Sustainability at Moscone Center
Our Commitment to Sustainability
The City of San Francisco has been ground breaking in its push for Sustainable practices, and Moscone Center has served as a shining example of this commitment to the Environment. The intent of sustainable programs is to promote and support operational and business practices which lessen adverse environmental impact, benefit the local community and make economic sense. The success achieved at the Moscone Center is due to the close collaboration of numerous players including ASM Global staff, the City and County of San Francisco, show management, general and exhibitor appointed contractors, attendees, exhibitors, the Public Utilities Commission, and the ten labor unions represented at the Moscone Center. All sustainability programs are an extension of their efforts.
Moscone Center has been an industry leader in the area of Sustainable practices, and has continued this position of leadership with the Moscone Center expansion completed in 2019. The new Moscone Center North & South complex received the US Green Building Council's highest level of certification, LEED Platinum, and is the first Convention Center in the Nation to achieve such level of environmental sustainability.
Moscone Center has the lowest carbon footprint per delegate of any major convention center in North America. It also has the largest rooftop solar panel array in San Francisco, which will provide the center with approximately 20 percent of its power. In addition, 15 million gallons of water will be recovered annually for reuse in landscaping, street cleaning and toilet flushing, and recycling and composting take place facility-wide at “zero waste stations” located in all public spaces.

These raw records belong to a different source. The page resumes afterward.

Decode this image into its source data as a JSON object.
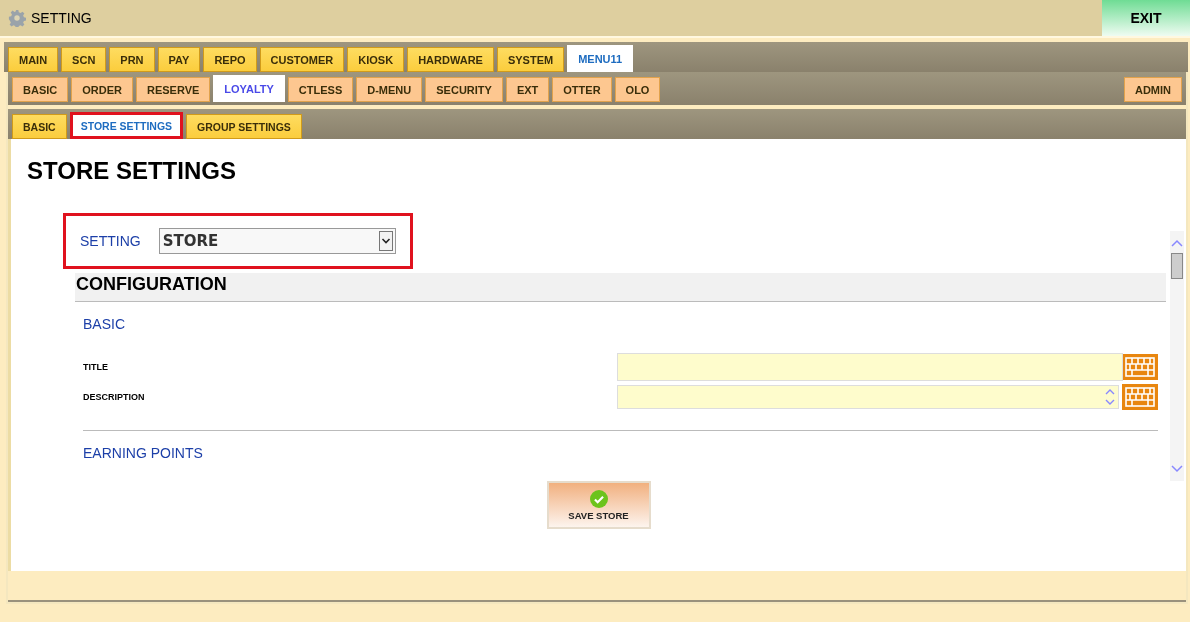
{
  "window": {
    "title": "SETTING",
    "exit_button": "EXIT"
  },
  "main_tabs": [
    {
      "label": "MAIN",
      "selected": false
    },
    {
      "label": "SCN",
      "selected": false
    },
    {
      "label": "PRN",
      "selected": false
    },
    {
      "label": "PAY",
      "selected": false
    },
    {
      "label": "REPO",
      "selected": false
    },
    {
      "label": "CUSTOMER",
      "selected": false
    },
    {
      "label": "KIOSK",
      "selected": false
    },
    {
      "label": "HARDWARE",
      "selected": false
    },
    {
      "label": "SYSTEM",
      "selected": false
    },
    {
      "label": "MENU11",
      "selected": true
    }
  ],
  "sub_tabs": [
    {
      "label": "BASIC",
      "selected": false
    },
    {
      "label": "ORDER",
      "selected": false
    },
    {
      "label": "RESERVE",
      "selected": false
    },
    {
      "label": "LOYALTY",
      "selected": true
    },
    {
      "label": "CTLESS",
      "selected": false
    },
    {
      "label": "D-MENU",
      "selected": false
    },
    {
      "label": "SECURITY",
      "selected": false
    },
    {
      "label": "EXT",
      "selected": false
    },
    {
      "label": "OTTER",
      "selected": false
    },
    {
      "label": "OLO",
      "selected": false
    }
  ],
  "admin_tab": {
    "label": "ADMIN",
    "selected": false
  },
  "section_tabs": [
    {
      "label": "BASIC",
      "selected": false,
      "highlighted": false
    },
    {
      "label": "STORE SETTINGS",
      "selected": true,
      "highlighted": true
    },
    {
      "label": "GROUP SETTINGS",
      "selected": false,
      "highlighted": false
    }
  ],
  "page_title": "STORE SETTINGS",
  "setting": {
    "label": "SETTING",
    "value": "STORE",
    "highlighted": true
  },
  "configuration": {
    "title": "CONFIGURATION",
    "groups": [
      {
        "title": "BASIC",
        "fields": [
          {
            "label": "TITLE",
            "kind": "text"
          },
          {
            "label": "DESCRIPTION",
            "kind": "textarea"
          }
        ]
      },
      {
        "title": "EARNING POINTS"
      }
    ]
  },
  "save_button": "SAVE STORE"
}
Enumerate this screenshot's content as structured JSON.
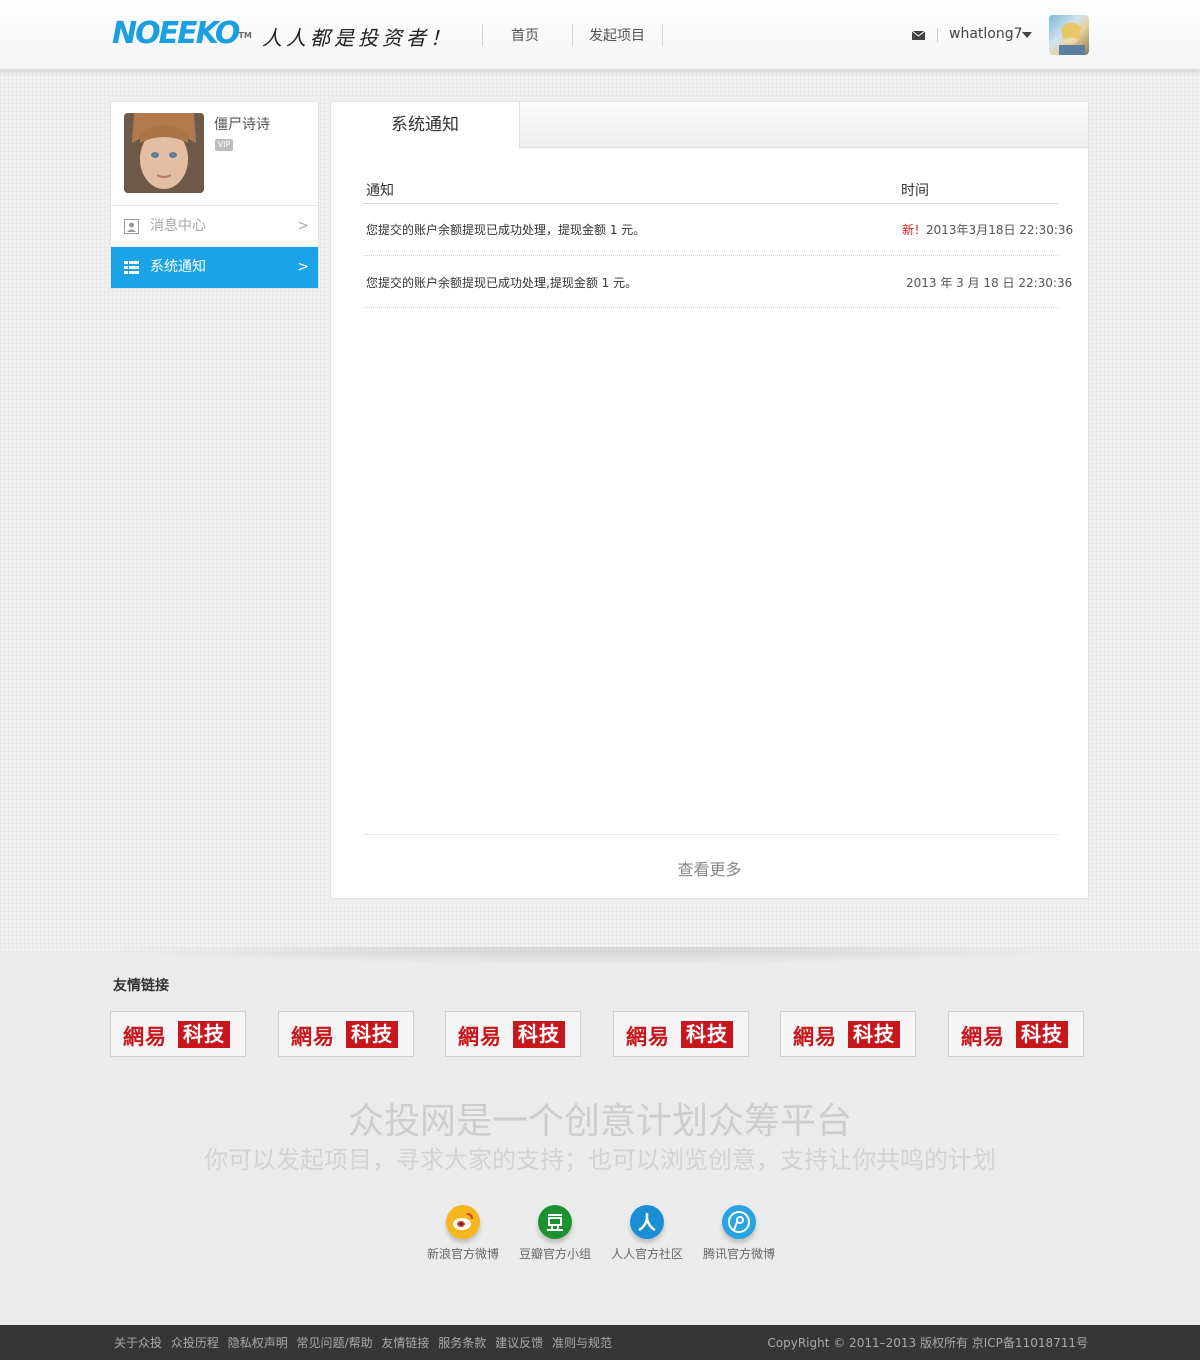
{
  "header": {
    "logo": "NOEEKO",
    "logo_tm": "TM",
    "slogan": "人人都是投资者！",
    "nav": [
      {
        "label": "首页"
      },
      {
        "label": "发起项目"
      }
    ],
    "username": "whatlong7"
  },
  "sidebar": {
    "profile_name": "僵尸诗诗",
    "vip_label": "VIP",
    "menu": [
      {
        "label": "消息中心",
        "arrow": ">",
        "active": false
      },
      {
        "label": "系统通知",
        "arrow": ">",
        "active": true
      }
    ],
    "active_color": "#1ba3e8"
  },
  "main": {
    "tab_label": "系统通知",
    "columns": {
      "notice": "通知",
      "time": "时间"
    },
    "rows": [
      {
        "message": "您提交的账户余额提现已成功处理，提现金额 1 元。",
        "new_flag": "新！",
        "time": "2013年3月18日 22:30:36"
      },
      {
        "message": "您提交的账户余额提现已成功处理,提现金额 1 元。",
        "new_flag": "",
        "time": "2013 年 3 月 18 日 22:30:36"
      }
    ],
    "more_label": "查看更多"
  },
  "footer": {
    "links_title": "友情链接",
    "friend_links": [
      {
        "name_a": "網易",
        "name_b": "科技"
      },
      {
        "name_a": "網易",
        "name_b": "科技"
      },
      {
        "name_a": "網易",
        "name_b": "科技"
      },
      {
        "name_a": "網易",
        "name_b": "科技"
      },
      {
        "name_a": "網易",
        "name_b": "科技"
      },
      {
        "name_a": "網易",
        "name_b": "科技"
      }
    ],
    "headline": "众投网是一个创意计划众筹平台",
    "subline": "你可以发起项目，寻求大家的支持；也可以浏览创意，支持让你共鸣的计划",
    "social": [
      {
        "label": "新浪官方微博",
        "icon": "weibo-icon",
        "color": "#f5b61e"
      },
      {
        "label": "豆瓣官方小组",
        "icon": "douban-icon",
        "color": "#1b9132"
      },
      {
        "label": "人人官方社区",
        "icon": "renren-icon",
        "color": "#1b8fd6"
      },
      {
        "label": "腾讯官方微博",
        "icon": "tencent-weibo-icon",
        "color": "#26a4e3"
      }
    ],
    "bottom_links": [
      "关于众投",
      "众投历程",
      "隐私权声明",
      "常见问题/帮助",
      "友情链接",
      "服务条款",
      "建议反馈",
      "准则与规范"
    ],
    "copyright": "CopyRight © 2011–2013    版权所有  京ICP备11018711号"
  }
}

Moscone North & South scored a 10 out of 10 points for water efficiency on its LEED certification. The maximum possible number of points were awarded for innovative wastewater technologies, water use reduction and water efficient landscaping. The North & South convention complex also got top marks for its solar power system, scoring a 7 out of 7 for on-site renewable energy.
Moscone North, South and West are all supplied by 100% greenhouse gas-free electricity from San Francisco's Public Utilities Commission-managed Hetch Hetchy hydroelectric plant located in the Sierra mountains, east of San Francisco. This captured 2 out of 2 points for green power.

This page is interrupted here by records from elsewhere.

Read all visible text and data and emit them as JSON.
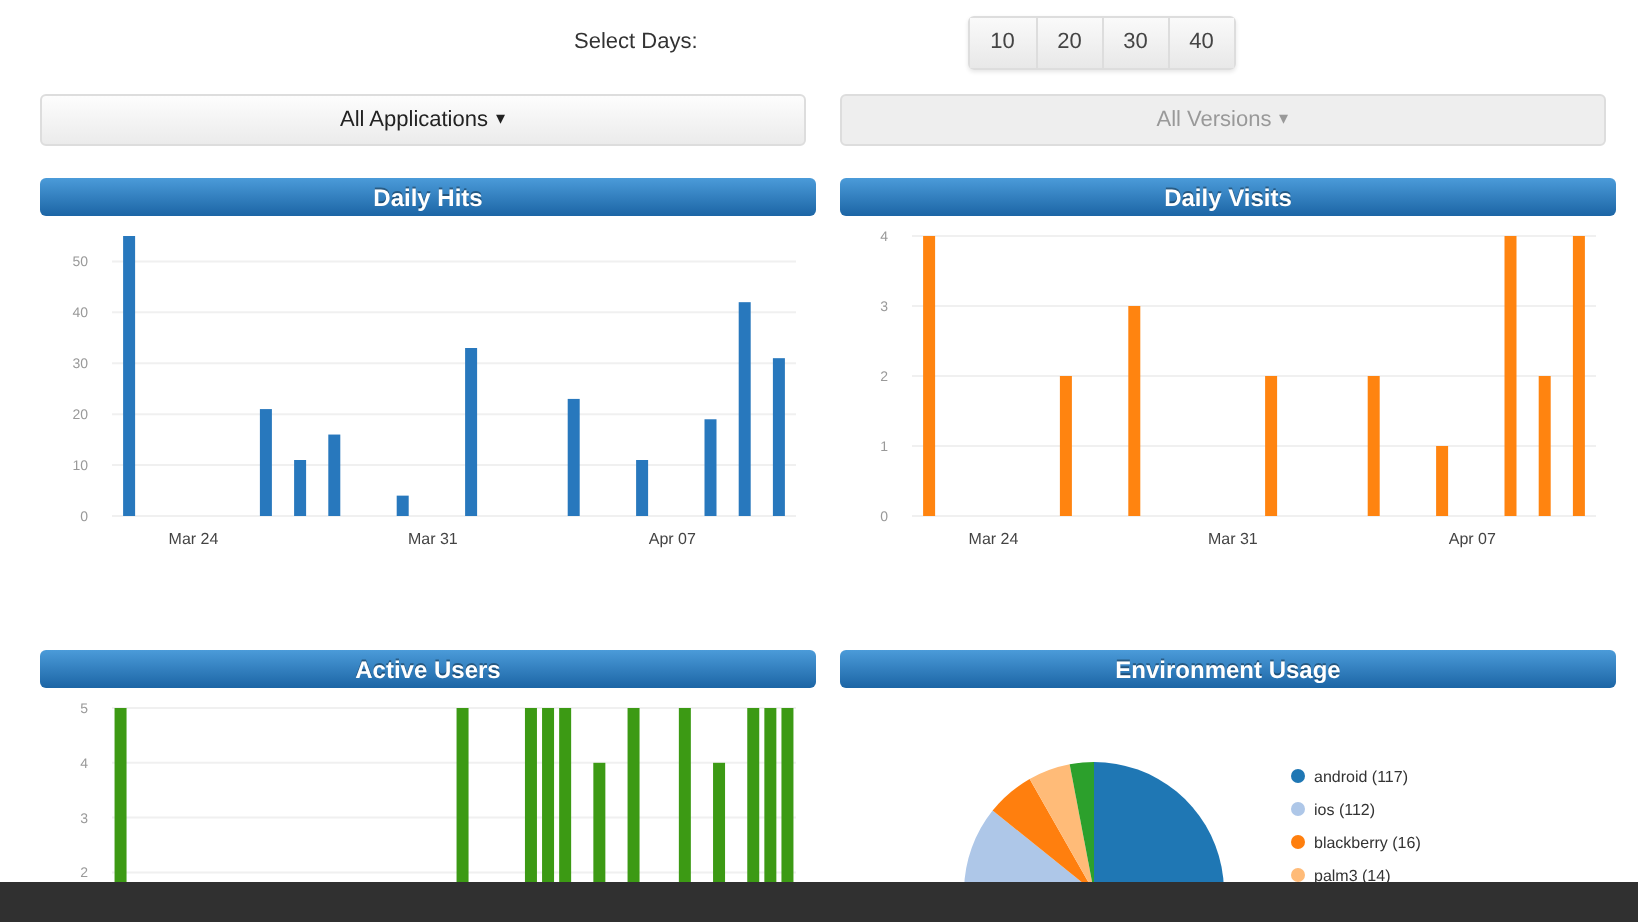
{
  "days_selector": {
    "label": "Select Days:",
    "options": [
      "10",
      "20",
      "30",
      "40"
    ]
  },
  "filters": [
    {
      "label": "All Applications",
      "caret": "▾",
      "disabled": false
    },
    {
      "label": "All Versions",
      "caret": "▾",
      "disabled": true
    }
  ],
  "panels": [
    {
      "chart_data": {
        "type": "bar",
        "title": "Daily Hits",
        "categories": [
          null,
          null,
          "Mar 24",
          null,
          null,
          null,
          null,
          null,
          null,
          "Mar 31",
          null,
          null,
          null,
          null,
          null,
          null,
          "Apr 07",
          null,
          null,
          null
        ],
        "ylim": [
          0,
          55
        ],
        "yticks": [
          0,
          10,
          20,
          30,
          40,
          50
        ],
        "grid": true,
        "series": [
          {
            "color": "#2878bd",
            "values": [
              55,
              0,
              0,
              0,
              21,
              11,
              16,
              0,
              4,
              0,
              33,
              0,
              0,
              23,
              0,
              11,
              0,
              19,
              42,
              31
            ]
          }
        ]
      }
    },
    {
      "chart_data": {
        "type": "bar",
        "title": "Daily Visits",
        "categories": [
          null,
          null,
          "Mar 24",
          null,
          null,
          null,
          null,
          null,
          null,
          "Mar 31",
          null,
          null,
          null,
          null,
          null,
          null,
          "Apr 07",
          null,
          null,
          null
        ],
        "ylim": [
          0,
          4
        ],
        "yticks": [
          0,
          1,
          2,
          3,
          4
        ],
        "grid": true,
        "series": [
          {
            "color": "#ff8410",
            "values": [
              4,
              0,
              0,
              0,
              2,
              0,
              3,
              0,
              0,
              0,
              2,
              0,
              0,
              2,
              0,
              1,
              0,
              4,
              2,
              4
            ]
          }
        ]
      }
    },
    {
      "chart_data": {
        "type": "bar",
        "title": "Active Users",
        "categories": [
          null,
          null,
          null,
          null,
          null,
          null,
          null,
          null,
          null,
          null,
          null,
          null,
          null,
          null,
          null,
          null,
          null,
          null,
          null,
          null,
          null,
          null,
          null,
          null,
          null,
          null,
          null,
          null,
          null,
          null,
          null,
          null,
          null,
          null,
          null,
          null,
          null,
          null,
          null,
          null
        ],
        "ylim": [
          0,
          5
        ],
        "yticks": [
          2,
          3,
          4,
          5
        ],
        "grid": true,
        "series": [
          {
            "color": "#3c9a14",
            "values": [
              5,
              0,
              0,
              0,
              0,
              0,
              0,
              0,
              0,
              0,
              0,
              0,
              0,
              0,
              0,
              0,
              0,
              0,
              0,
              0,
              5,
              0,
              0,
              0,
              5,
              5,
              5,
              0,
              4,
              0,
              5,
              0,
              0,
              5,
              0,
              4,
              0,
              5,
              5,
              5
            ]
          }
        ]
      }
    },
    {
      "chart_data": {
        "type": "pie",
        "title": "Environment Usage",
        "categories": [
          "android (117)",
          "ios (112)",
          "blackberry (16)",
          "palm3 (14)",
          null
        ],
        "values": [
          117,
          112,
          16,
          14,
          8
        ],
        "colors": [
          "#1f77b4",
          "#aec7e8",
          "#ff7f0e",
          "#ffbb78",
          "#2ca02c"
        ],
        "legend": true
      }
    }
  ]
}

Originally launched with funding from Mayor Willie Brown and ceremonially opened by Mayor Gavin Newsom, on site solar power has been a part of Moscone Center since the early 1990s. With the recent expansion of Moscone Center, the new solar array is the largest rooftop solar installation by area in San Francisco. Located atop Moscone South and spanning two roofs, it consists of approximately 2,600 photovoltaic (PV) modules. The system capacity is 687 kw.
Thanks in part to the solar installation and relying on Hetch Hetchy Power for its additional electricity needs, the Moscone Center will generate fewer carbon emissions per visitor than any other major convention center in North America.

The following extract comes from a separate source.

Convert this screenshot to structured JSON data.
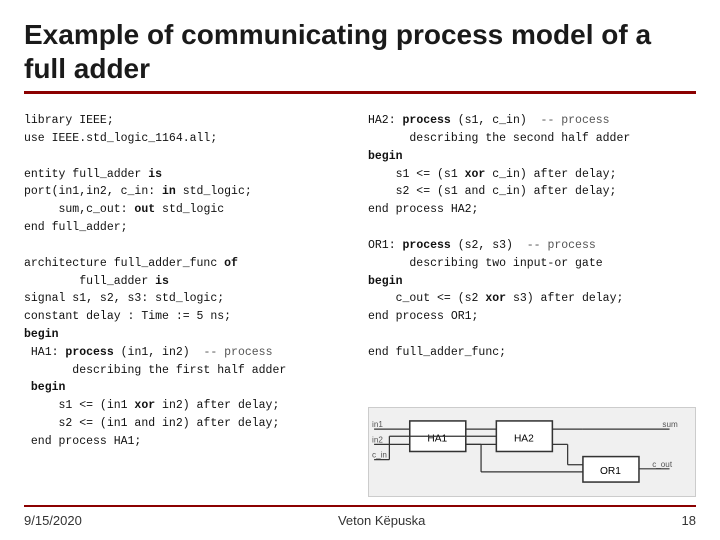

Following the capital expansion of Moscone North and South, the facility's drainage system is now designed to collect and treat over 15 million gallons of groundwater for reuse in plumbing, landscape irrigation and street cleaning.
By acting as a small water plant for the neighborhood, Moscone North and South have unburdened the city's sewer system from having to filter the water by capturing and cleaning it for reuse before it is eventually released to the sewer.
Moscone North & South scored a 10 out of 10 points for water efficiency on its LEED certification. The maximum possible number of points were awarded for innovative wastewater technologies, water use reduction and water efficient landscaping.
Recycling at Moscone Center
The Moscone Center has long set the standard for U.S. Convention Centers in diverting material from the waste stream. Beginning in 1998 with diversion of high volume materials from the exhibit floor and lobby areas, the program today targets materials from all areas and sources. Nearly 2 million pounds is diverted annually, with nearly 20% of that total redirected as donations to local area non-profits.
The newest and most ambitious phase is a food composting program that captures all organic material from food service operations. While a kitchen-based program has been in place for some time, this newest phase includes capturing all food material as well as compostable serveware and utensils from all concession and catering locations throughout Moscone North, South, and West.